Reputation: 125
Possibly a simple question, but when querying a partitioned, would the query run a bit faster if I were to filter between the dates or just say where date >= a certain date? Or would it not really make much of a difference?
For example,
select *
from `project.dataset.table`
where date >= date_sub('2021-10-01',interval 30 day)
or
select *
from `project.dataset.table`
where date between '2021-09-01' and '2021-10-01'
Upvotes: 0
Views: 610
Reputation: 3034
The between will be more performant, because it will process less data, as it is able to prune more partitions. For example in your >= scenario, if the dates went all the way to 2022 then your would be including more data than in the scenario of an explicit between.

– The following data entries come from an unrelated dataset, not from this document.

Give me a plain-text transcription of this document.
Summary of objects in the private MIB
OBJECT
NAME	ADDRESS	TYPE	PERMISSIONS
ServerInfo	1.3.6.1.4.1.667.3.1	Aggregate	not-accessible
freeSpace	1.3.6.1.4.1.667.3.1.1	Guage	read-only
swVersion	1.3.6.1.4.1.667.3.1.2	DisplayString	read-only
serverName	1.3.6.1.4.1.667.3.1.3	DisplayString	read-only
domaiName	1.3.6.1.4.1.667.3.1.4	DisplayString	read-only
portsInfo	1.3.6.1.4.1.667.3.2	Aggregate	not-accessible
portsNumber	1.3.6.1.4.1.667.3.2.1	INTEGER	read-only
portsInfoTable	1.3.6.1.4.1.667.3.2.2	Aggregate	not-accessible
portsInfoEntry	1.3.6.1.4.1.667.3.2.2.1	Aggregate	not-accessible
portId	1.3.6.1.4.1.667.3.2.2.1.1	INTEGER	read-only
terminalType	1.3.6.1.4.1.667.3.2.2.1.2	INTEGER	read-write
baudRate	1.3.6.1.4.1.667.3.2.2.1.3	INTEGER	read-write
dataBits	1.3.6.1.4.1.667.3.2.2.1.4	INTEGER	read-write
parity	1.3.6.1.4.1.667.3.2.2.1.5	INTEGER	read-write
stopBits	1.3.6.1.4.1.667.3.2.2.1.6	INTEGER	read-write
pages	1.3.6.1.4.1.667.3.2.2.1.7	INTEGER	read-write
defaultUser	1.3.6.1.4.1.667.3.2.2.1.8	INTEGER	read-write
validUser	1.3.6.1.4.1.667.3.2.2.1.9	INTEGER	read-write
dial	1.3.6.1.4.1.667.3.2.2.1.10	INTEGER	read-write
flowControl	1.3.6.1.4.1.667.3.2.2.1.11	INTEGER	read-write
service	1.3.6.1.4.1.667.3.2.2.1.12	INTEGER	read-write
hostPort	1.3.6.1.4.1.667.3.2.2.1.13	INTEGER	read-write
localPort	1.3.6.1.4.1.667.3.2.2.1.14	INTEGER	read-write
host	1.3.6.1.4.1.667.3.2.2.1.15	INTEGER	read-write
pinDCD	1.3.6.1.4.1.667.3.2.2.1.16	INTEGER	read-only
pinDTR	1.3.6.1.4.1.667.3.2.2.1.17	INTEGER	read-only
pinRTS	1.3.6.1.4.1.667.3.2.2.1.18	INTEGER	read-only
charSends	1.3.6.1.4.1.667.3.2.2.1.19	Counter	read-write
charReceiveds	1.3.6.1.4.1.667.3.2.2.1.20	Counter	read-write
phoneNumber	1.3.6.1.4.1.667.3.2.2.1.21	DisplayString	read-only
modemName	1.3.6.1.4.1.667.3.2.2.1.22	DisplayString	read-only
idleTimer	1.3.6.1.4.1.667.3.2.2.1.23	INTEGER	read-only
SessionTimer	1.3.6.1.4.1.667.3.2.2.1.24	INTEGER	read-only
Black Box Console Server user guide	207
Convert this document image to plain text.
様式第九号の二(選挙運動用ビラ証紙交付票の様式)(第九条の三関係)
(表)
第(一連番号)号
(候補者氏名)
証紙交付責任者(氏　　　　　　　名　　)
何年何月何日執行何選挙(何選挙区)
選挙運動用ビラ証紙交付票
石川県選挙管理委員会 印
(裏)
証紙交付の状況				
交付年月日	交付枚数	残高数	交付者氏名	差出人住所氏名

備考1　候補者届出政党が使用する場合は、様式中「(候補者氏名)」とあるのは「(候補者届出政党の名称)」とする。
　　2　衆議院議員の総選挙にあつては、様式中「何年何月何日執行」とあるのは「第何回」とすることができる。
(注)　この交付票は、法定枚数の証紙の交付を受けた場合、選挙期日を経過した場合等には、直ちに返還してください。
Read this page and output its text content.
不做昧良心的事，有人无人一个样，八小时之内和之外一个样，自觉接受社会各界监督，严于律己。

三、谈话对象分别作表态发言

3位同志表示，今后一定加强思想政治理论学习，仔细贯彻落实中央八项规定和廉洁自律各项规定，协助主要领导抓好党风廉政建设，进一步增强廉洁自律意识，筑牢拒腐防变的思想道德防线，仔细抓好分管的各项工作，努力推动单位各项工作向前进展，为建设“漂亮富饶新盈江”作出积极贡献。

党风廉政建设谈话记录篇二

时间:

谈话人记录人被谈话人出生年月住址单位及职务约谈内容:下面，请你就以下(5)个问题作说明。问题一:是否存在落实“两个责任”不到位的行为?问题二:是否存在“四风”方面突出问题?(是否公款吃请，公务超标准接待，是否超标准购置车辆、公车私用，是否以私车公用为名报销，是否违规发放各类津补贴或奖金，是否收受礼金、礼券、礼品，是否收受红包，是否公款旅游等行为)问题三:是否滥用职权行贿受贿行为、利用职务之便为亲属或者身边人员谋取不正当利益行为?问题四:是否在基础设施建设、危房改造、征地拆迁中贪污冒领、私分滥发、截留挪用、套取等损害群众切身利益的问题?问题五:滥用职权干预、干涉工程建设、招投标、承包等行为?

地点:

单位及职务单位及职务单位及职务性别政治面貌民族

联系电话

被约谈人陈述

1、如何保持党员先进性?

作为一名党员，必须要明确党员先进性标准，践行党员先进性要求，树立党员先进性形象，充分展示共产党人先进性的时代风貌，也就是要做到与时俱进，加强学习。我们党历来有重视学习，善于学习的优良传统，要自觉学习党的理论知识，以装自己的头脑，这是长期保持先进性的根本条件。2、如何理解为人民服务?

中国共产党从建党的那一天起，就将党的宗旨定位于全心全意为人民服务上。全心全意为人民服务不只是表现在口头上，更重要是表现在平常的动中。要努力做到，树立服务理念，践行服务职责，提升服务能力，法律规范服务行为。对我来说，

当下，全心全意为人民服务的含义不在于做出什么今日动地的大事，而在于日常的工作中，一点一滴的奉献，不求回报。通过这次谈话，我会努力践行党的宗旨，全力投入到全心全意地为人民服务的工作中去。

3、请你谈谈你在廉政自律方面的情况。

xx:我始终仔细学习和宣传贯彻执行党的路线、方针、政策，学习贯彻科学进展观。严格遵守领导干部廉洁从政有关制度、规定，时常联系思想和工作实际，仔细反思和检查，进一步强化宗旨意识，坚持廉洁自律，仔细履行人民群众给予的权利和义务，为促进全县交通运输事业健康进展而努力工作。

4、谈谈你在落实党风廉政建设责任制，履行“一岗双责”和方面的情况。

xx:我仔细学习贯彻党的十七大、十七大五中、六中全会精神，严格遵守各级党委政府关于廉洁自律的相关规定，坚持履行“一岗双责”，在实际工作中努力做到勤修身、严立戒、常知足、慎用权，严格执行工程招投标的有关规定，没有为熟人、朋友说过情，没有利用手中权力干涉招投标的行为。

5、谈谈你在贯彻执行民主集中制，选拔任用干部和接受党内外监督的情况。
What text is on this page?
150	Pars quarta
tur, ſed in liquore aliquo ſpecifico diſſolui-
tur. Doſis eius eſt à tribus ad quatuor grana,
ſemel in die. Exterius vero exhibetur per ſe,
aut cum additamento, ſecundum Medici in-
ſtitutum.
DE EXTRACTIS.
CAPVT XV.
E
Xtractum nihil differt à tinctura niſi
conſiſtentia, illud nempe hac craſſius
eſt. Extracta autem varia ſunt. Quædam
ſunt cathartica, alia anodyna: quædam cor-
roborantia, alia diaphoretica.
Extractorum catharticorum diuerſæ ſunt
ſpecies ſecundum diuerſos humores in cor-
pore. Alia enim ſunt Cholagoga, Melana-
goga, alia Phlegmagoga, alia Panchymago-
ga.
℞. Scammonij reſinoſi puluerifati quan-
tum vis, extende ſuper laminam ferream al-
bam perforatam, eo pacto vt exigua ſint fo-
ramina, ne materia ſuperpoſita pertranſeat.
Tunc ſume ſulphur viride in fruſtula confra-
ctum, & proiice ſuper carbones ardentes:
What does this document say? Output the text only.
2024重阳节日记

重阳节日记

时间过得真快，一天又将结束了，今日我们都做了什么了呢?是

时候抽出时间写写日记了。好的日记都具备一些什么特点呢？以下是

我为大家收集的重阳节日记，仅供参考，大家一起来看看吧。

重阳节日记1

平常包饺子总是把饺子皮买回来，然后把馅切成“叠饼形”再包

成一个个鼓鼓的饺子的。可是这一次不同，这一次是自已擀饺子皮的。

You can see an example using this query below. Paste it into the BQ UI and it should display how much data will be processed. Then comment out the first criteria and uncomment the second and see how much data gets processed then.
SELECT *
FROM `bigquery-public-data.wikipedia.pageviews_2021`
WHERE
--processes 241.9 GB
date(datehour) >= date_sub('2021-10-01',interval 30 day)
-- processes 178.4 GB
-- date(datehour) between '2021-09-01' and '2021-10-01'
;
I will say though that if you do not have much in the way of data volume then it may not make much of a difference.
Upvotes: 1